Não conseguia ficar muito tempo sem olhar para o abismo por que sabia que se não o observasse cairia nele, mas também não poderia fitá-lo sempre, pois se o conhecesse se tornaria parte dele. Além de tudo devia tomar cuidado com a beirada traiçoeira.
O céu ao menos era azul e puro, lindo. Sem nuvens, sol, lua ou estrelas, apenas azul. “Se fosse escuro como o mar...” pensava às vezes enquanto o olhava quando não encarava seu atual rival. A única coisa estranha eram alguns riscos tortos no céu que o faziam parecer vidro trincado, mas eram poucos e não estragavam a beleza.
Era bom se tranqüilizar naquele mar de nada, e às vezes conseguia se lembrar de quem era, de que teve um amigo, melhor amigo. Talvez conseguisse lembrar o nome com esforço... “S? M? G? Qual era mesmo a inicial?”, não conseguia. Na verdade nem tinha certeza se era um homem ou uma mulher. “Será que era algo mais além de uma amizade?”, então reparou que quanto mais sua mente se elucidava, maiores os riscos do céu se tornavam. Era como um gigantesco painel de vidro que trincava aos poucos, mas só quando ele se lembrava.
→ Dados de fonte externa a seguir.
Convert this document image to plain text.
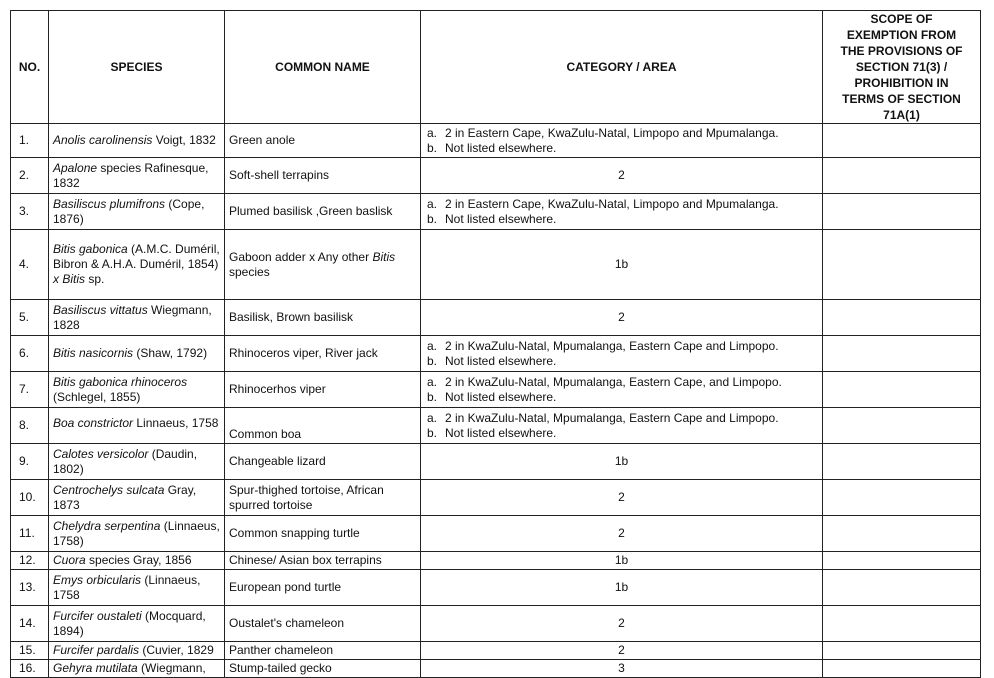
NO.	SPECIES	COMMON NAME	CATEGORY / AREA	SCOPE OF EXEMPTION FROM THE PROVISIONS OF SECTION 71(3) / PROHIBITION IN TERMS OF SECTION 71A(1)
1.	Anolis carolinensis Voigt, 1832	Green anole	a. 2 in Eastern Cape, KwaZulu-Natal, Limpopo and Mpumalanga.
b. Not listed elsewhere.	

2.	Apalone species Rafinesque, 1832	Soft-shell terrapins	2	
3.	Basiliscus plumifrons (Cope, 1876)	Plumed basilisk ,Green baslisk	a. 2 in Eastern Cape, KwaZulu-Natal, Limpopo and Mpumalanga.
b. Not listed elsewhere.	

4.	Bitis gabonica (A.M.C. Duméril, Bibron & A.H.A. Duméril, 1854)
x Bitis sp.	Gaboon adder x Any other Bitis species	1b	
5.	Basiliscus vittatus Wiegmann, 1828	Basilisk, Brown basilisk	2	
6.	Bitis nasicornis (Shaw, 1792)	Rhinoceros viper, River jack	a. 2 in KwaZulu-Natal, Mpumalanga, Eastern Cape and Limpopo.
b. Not listed elsewhere.	

7.	Bitis gabonica rhinoceros (Schlegel, 1855)	Rhinocerhos viper	a. 2 in KwaZulu-Natal, Mpumalanga, Eastern Cape, and Limpopo.
b. Not listed elsewhere.	

8.	Boa constrictor Linnaeus, 1758	Common boa	a. 2 in KwaZulu-Natal, Mpumalanga, Eastern Cape and Limpopo.
b. Not listed elsewhere.	

9.	Calotes versicolor (Daudin, 1802)	Changeable lizard	1b	
10.	Centrochelys sulcata Gray, 1873	Spur-thighed tortoise, African spurred tortoise	2	
11.	Chelydra serpentina (Linnaeus, 1758)	Common snapping turtle	2	
12.	Cuora species Gray, 1856	Chinese/ Asian box terrapins	1b	
13.	Emys orbicularis (Linnaeus, 1758	European pond turtle	1b	
14.	Furcifer oustaleti (Mocquard, 1894)	Oustalet's chameleon	2	
15.	Furcifer pardalis (Cuvier, 1829	Panther chameleon	2	
16.	Gehyra mutilata (Wiegmann,	Stump-tailed gecko	3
Precisava esquecer e para isso voltava a encarar o abismo. Baixava a cabeça para olhá-lo, apreciá-lo, sublimá-lo... Desconfortável pela posição se remexeu um pouco na beirada e ouviu novamente o barulho da ameaçadora terra deslizar mais milímetros, ignorou se concentrando no abismo.
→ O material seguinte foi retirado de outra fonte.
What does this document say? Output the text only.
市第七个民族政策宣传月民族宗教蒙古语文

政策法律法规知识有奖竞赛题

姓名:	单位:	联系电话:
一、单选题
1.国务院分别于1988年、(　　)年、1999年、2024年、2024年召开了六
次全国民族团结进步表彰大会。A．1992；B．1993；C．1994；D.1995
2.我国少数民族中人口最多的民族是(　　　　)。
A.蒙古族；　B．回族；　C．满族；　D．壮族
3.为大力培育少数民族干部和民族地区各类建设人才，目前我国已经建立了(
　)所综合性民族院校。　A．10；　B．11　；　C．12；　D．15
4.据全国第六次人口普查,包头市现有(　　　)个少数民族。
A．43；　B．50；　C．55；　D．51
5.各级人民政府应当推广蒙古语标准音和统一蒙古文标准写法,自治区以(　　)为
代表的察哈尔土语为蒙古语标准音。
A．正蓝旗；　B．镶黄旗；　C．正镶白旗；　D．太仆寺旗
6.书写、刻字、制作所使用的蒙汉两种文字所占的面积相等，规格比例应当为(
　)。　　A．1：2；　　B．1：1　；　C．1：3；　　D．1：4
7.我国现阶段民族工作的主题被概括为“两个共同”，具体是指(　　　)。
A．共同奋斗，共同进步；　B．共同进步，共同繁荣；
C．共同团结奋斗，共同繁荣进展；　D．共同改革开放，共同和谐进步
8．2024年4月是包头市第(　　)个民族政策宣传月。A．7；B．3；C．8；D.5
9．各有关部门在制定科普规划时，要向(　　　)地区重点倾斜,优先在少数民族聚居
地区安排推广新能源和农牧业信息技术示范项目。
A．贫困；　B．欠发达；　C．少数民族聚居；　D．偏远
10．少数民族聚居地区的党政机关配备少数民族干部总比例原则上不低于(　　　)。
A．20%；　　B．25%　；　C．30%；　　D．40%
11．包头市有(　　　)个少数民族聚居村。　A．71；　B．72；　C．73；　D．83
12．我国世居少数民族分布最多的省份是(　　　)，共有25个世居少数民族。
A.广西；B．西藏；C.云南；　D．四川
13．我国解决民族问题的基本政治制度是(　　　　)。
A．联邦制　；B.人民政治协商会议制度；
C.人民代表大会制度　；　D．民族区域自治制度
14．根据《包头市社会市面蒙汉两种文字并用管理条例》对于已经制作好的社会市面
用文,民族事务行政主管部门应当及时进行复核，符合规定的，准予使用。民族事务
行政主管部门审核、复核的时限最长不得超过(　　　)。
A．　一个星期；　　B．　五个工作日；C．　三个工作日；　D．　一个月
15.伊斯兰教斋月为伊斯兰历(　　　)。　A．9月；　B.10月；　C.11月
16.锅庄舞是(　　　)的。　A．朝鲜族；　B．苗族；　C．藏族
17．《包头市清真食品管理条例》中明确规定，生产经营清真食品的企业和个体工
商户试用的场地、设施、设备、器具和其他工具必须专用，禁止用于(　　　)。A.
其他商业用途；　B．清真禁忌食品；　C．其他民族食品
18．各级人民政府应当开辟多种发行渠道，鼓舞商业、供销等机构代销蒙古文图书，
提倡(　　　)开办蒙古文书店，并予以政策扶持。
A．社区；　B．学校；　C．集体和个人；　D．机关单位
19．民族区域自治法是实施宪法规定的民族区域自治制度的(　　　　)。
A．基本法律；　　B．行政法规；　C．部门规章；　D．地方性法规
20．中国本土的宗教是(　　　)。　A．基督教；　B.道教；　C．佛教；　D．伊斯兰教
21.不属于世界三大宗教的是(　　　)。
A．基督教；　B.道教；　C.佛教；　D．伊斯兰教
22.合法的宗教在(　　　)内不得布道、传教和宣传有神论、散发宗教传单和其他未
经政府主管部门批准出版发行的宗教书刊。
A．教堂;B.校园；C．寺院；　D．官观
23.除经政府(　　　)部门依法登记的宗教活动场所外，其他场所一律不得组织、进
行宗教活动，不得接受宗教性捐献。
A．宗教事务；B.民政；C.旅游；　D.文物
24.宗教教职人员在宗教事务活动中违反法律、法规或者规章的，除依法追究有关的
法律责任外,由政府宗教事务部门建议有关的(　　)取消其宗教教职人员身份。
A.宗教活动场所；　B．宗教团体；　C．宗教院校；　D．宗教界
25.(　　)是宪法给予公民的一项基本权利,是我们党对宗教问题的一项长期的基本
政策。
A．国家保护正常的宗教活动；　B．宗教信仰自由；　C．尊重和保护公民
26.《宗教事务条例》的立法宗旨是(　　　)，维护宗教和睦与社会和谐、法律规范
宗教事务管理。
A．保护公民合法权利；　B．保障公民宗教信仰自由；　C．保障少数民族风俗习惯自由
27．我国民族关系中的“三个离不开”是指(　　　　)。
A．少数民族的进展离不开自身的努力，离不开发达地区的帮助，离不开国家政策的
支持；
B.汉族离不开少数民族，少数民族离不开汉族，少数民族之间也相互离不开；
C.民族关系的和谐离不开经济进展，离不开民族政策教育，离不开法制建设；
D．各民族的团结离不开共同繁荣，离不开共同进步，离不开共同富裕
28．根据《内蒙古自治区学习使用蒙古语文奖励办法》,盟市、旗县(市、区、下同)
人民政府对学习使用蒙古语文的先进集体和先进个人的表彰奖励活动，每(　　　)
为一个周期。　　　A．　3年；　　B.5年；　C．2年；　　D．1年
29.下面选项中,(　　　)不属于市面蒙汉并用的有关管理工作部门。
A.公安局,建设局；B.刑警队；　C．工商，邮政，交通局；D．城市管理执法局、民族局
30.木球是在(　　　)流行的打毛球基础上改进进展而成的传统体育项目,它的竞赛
À medida que o encarava sentia como se um enorme buraco estivesse crescendo dentro de seu peito e aquilo era bom ao mesmo tempo em que ruim. Precisava olhá-lo, precisava deixar se tornar nada e pertencer ao abismo, mas não queria isso. Quando aquela escuridão interna se tornava quase incontrolável ele fechava os olhos e a admirava por alguns segundos, depois lutava para reprimi-la o máximo que pudesse. Nunca conseguia eliminá-la por completo, sempre sobrava um vestígio nos cantos mais estreitos. Por fim tornava a olhar o céu trincado, sem alternativas.
E o jogo recomeçava...
Dessa vez parou e analisou sua própria situação com o máximo de calma possível. O céu prestes a despencar, o abismo insaciável que almejava lhe engolir, a beirada estreita que impedia seus movimentos, sua mente destruída pelo abismo e pelo céu, seu corpo desgastado pela beirada e seu coração... Dilacerado pela vida que não mais tinha.
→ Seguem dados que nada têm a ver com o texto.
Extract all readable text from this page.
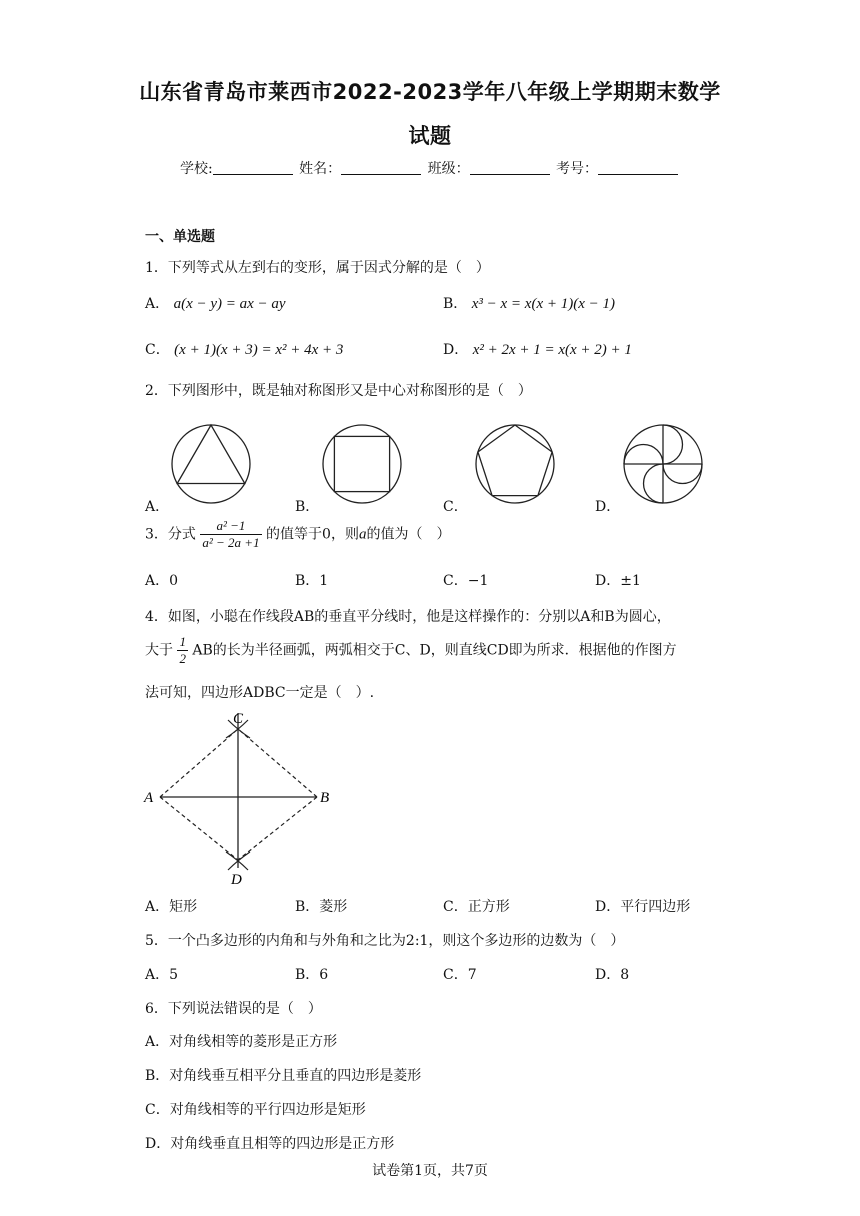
山东省青岛市莱西市2022-2023学年八年级上学期期末数学
试题
学校:	姓名：	班级：	考号：
一、单选题
1．下列等式从左到右的变形，属于因式分解的是（　）
A． a(x − y) = ax − ay	B． x³ − x = x(x + 1)(x − 1)
C． (x + 1)(x + 3) = x² + 4x + 3	D． x² + 2x + 1 = x(x + 2) + 1
2．下列图形中，既是轴对称图形又是中心对称图形的是（　）
A．	B．	C．	D．
3．分式 $\frac{\text{a² −1}}{\text{a² − 2a +1}}$ 的值等于0，则a的值为（　）
A．0	B．1	C．−1	D．±1
4．如图，小聪在作线段AB的垂直平分线时，他是这样操作的：分别以A和B为圆心，
大于 $\frac{1}{2}$ AB的长为半径画弧，两弧相交于C、D，则直线CD即为所求．根据他的作图方
法可知，四边形ADBC一定是（　）.
A	B
C
D
A．矩形	B．菱形	C．正方形	D．平行四边形
5．一个凸多边形的内角和与外角和之比为2:1，则这个多边形的边数为（　）
A．5	B．6	C．7	D．8
6．下列说法错误的是（　）
A．对角线相等的菱形是正方形
B．对角线垂互相平分且垂直的四边形是菱形
C．对角线相等的平行四边形是矩形
D．对角线垂直且相等的四边形是正方形
试卷第1页，共7页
Uma lágrima correu e quando chegou perto da boca ele a tragou com um “slurp” de sua língua. Era uma velha mania e aquilo começou a lhe trazer lembranças, mas ele não podia lembrar. Baixou seus olhos novamente para o abismo e continuou com o jogo que o destino não lhe propôs como um amigo, mas lhe impôs como um ditador.
Infelizmente a única coisa que podia se lembrar sem trincar o céu é que ele só podia esperar. Não sabia pelo quê, sabia apenas que qualquer espera era em vão.